Visual Representation
Shallow Copy:
Original: [ref1] → {a: 1, b: [ref2] → [1, 2, 3]}
Copy: [ref3] → {a: 1, b: [ref2] → [1, 2, 3]}
↑
Same reference!
Deep Copy:
Original: [ref1] → {a: 1, b: [ref2] → [1, 2, 3]}
Copy: [ref3] → {a: 1, b: [ref4] → [1, 2, 3]}
↑
New reference!
When to Use Each
Use Shallow Copy When:
- Working with immutable nested objects
# Safe with immutable nested objects
original = {"name": "John", "age": 30, "scores": (90, 85, 88)}
shallow = original.copy() # Tuple is immutable, so it's safe
- Performance is critical
// When dealing with large objects where nested mutations aren't needed
const config = {...defaultConfig}; // Fast shallow copy
- You want shared state
# Intentionally sharing nested objects
shared_cache = {"data": []}
client1 = {"id": 1, "cache": shared_cache}
client2 = {"id": 2, "cache": shared_cache} # Both share same cache
Use Deep Copy When:
- Complete independence is required
# Creating independent copies for parallel processing
import multiprocessing
def process_data(data_copy):
# Modify data_copy without affecting original
data_copy['results'] = compute_results(data_copy)
return data_copy
original_data = {"values": [[1, 2], [3, 4]], "results": None}
processes = []
for i in range(4):
data_copy = copy.deepcopy(original_data) # Each process gets independent copy
p = multiprocessing.Process(target=process_data, args=(data_copy,))
processes.append(p)
- Creating backups or snapshots
// State management - creating immutable snapshots
class StateManager {
constructor() {
this.history = [];
}
saveState(state) {
// Deep copy to preserve exact state at this moment
this.history.push(JSON.parse(JSON.stringify(state)));
}
undo() {
return this.history.pop();
}
}
Common Pitfalls and Solutions
1. Circular References
# Problem: Circular references
obj1 = {"name": "A"}
obj2 = {"name": "B"}
obj1["ref"] = obj2
obj2["ref"] = obj1
# Standard deep copy handles this
deep = copy.deepcopy(obj1) # Works correctly!
# JSON approach fails
# json_copy = JSON.parse(JSON.stringify(obj1)) # Error: Circular reference
2. Special Objects
// Problem: Functions and special objects aren't copied by JSON
const original = {
date: new Date(),
regex: /test/gi,
func: () => console.log("Hello"),
undefined: undefined
};
const jsonCopy = JSON.parse(JSON.stringify(original));
console.log(jsonCopy); // {date: "2024-01-20T..."} - lost types!

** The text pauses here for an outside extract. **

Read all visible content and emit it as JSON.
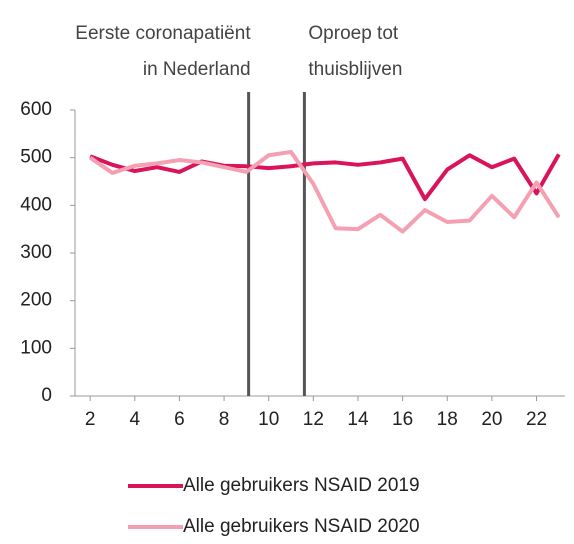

// Solution: Custom deep copy function
function deepCopy(obj) {
if (obj === null || typeof obj !== "object") return obj;
if (obj instanceof Date) return new Date(obj.getTime());
if (obj instanceof Array) return obj.map(item => deepCopy(item));
if (obj instanceof RegExp) return new RegExp(obj);
const clonedObj = {};
for (let key in obj) {
if (obj.hasOwnProperty(key)) {
clonedObj[key] = deepCopy(obj[key]);
}
}
return clonedObj;
}
Summary
| Aspect | Shallow Copy | Deep Copy |
|---|---|---|
| Nested Objects | Shared references | Independent copies |
| Memory Usage | Lower | Higher |
| Performance | Faster | Slower |
| Modification Safety | Risk of unintended changes | Safe from side effects |
| Use Case | Flat objects or intentional sharing | Complete independence needed |
| Implementation Complexity | Simple | Complex for custom objects |
The choice between shallow and deep copy depends on your specific needs regarding data independence, performance requirements, and the structure of your objects. Understanding these differences is crucial for avoiding bugs related to unintended object mutations and managing memory efficiently.